What happens if a provision of the Desi District franchise agreement is held to be unenforceable?
Desi_District Franchise · 2024 FDDAnswer from 2024 FDD Document
- 18.7 Severability. The parties intend that (i) if any provision of this Agreement is held by an arbitrator or court to be unenforceable, then that provision be modified to the minimum extent necessary to make it enforceable, unless that modification is not permitted by law, in which case that provision will be disregarded, and (ii) if an unenforceable provision is modified or disregarded, then the rest of this Agreement will remain in effect as written.
Source: Item 22 — CONTRACTS (FDD page 52)

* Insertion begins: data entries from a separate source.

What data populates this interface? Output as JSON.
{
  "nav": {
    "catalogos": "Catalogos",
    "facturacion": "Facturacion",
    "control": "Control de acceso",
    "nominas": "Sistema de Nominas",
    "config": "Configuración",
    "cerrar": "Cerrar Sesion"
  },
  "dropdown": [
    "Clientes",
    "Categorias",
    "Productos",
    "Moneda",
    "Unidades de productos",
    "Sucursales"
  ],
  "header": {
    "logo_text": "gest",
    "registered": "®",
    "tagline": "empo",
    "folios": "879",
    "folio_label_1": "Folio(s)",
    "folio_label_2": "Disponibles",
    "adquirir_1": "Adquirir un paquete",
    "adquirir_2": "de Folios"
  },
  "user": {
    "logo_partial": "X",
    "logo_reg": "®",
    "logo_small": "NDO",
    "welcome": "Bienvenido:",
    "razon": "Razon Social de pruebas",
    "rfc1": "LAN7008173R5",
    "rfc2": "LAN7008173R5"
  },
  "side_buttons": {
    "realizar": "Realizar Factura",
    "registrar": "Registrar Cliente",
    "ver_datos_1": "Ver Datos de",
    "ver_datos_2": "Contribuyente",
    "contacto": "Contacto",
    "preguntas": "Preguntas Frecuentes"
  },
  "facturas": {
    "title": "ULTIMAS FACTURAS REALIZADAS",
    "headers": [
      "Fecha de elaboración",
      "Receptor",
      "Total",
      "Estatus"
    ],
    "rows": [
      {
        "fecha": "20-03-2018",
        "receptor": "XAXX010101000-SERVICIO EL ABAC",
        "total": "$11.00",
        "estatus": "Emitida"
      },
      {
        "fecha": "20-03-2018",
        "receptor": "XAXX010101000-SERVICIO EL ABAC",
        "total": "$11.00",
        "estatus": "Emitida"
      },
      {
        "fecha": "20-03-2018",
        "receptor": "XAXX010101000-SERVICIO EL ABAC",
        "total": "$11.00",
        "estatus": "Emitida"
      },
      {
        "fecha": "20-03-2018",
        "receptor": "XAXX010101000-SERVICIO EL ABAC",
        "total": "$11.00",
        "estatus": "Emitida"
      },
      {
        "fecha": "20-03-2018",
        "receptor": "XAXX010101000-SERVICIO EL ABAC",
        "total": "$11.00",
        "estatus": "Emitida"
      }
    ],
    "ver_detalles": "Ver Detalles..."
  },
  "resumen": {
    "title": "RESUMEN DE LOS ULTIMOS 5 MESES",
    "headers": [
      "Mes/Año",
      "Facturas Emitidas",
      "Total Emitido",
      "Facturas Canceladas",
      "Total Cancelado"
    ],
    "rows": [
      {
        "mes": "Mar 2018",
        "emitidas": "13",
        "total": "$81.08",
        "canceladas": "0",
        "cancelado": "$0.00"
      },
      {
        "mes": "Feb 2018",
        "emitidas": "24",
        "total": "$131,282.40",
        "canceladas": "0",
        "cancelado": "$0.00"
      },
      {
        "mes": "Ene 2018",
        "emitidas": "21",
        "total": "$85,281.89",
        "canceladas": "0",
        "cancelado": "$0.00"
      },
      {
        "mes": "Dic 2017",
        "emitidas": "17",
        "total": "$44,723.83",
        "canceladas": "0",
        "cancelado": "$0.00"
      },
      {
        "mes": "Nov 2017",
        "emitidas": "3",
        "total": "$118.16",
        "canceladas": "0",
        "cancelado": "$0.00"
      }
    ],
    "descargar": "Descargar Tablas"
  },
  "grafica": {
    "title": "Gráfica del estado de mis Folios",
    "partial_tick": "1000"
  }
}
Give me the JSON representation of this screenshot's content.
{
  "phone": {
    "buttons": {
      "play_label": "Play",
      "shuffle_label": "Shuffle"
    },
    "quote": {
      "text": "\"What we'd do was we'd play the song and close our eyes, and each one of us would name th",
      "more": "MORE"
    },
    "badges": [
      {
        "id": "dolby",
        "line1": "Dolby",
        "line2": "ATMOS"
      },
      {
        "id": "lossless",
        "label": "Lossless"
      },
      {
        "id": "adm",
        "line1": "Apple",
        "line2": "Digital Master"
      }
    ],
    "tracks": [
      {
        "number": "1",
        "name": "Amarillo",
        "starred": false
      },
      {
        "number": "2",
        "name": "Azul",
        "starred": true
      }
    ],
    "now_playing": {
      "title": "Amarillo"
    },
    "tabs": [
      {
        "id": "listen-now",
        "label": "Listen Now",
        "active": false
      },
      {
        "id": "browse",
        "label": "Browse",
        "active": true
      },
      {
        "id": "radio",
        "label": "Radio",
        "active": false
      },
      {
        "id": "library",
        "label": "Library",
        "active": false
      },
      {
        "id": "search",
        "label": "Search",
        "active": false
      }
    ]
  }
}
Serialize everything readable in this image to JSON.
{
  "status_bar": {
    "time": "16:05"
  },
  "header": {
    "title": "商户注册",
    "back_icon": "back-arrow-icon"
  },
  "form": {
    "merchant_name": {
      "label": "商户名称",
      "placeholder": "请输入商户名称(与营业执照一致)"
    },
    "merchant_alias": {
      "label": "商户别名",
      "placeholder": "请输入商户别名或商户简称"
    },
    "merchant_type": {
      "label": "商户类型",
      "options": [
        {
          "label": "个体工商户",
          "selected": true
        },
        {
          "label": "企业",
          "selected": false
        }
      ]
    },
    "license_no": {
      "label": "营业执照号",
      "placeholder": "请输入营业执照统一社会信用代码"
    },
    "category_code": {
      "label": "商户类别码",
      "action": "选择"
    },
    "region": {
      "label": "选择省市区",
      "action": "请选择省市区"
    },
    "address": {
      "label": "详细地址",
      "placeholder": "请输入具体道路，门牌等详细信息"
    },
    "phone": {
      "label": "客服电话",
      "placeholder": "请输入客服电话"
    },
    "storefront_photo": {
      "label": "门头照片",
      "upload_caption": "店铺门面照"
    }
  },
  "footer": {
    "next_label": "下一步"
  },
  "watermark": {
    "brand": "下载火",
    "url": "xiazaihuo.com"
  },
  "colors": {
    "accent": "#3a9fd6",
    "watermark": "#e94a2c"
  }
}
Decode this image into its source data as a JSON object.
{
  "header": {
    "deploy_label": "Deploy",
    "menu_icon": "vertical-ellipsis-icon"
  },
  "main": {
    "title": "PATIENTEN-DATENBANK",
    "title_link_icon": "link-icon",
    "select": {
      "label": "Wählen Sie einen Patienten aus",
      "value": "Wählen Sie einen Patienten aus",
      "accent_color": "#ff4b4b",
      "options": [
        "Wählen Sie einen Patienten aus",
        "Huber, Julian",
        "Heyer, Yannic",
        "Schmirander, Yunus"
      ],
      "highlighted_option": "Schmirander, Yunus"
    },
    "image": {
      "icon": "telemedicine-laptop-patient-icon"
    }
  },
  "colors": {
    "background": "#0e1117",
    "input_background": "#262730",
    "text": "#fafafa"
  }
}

What This Means (2024 FDD)
According to Desi District's 2024 Franchise Disclosure Document, the franchise agreement contains a severability clause to address the scenario where a provision is deemed unenforceable. The intent of the parties is that if any provision is deemed unenforceable by an arbitrator or court, the provision should be modified to the minimum extent necessary to make it enforceable.
However, if the modification is not permitted by law, the unenforceable provision will be disregarded. If an unenforceable provision is either modified or disregarded, the remainder of the franchise agreement will remain in effect as written.
This clause is fairly standard in franchise agreements. It aims to preserve the overall agreement as much as possible, preventing the entire contract from being invalidated due to a single unenforceable clause. This protects both Desi District and the franchisee by maintaining the contractual relationship even if specific terms are challenged.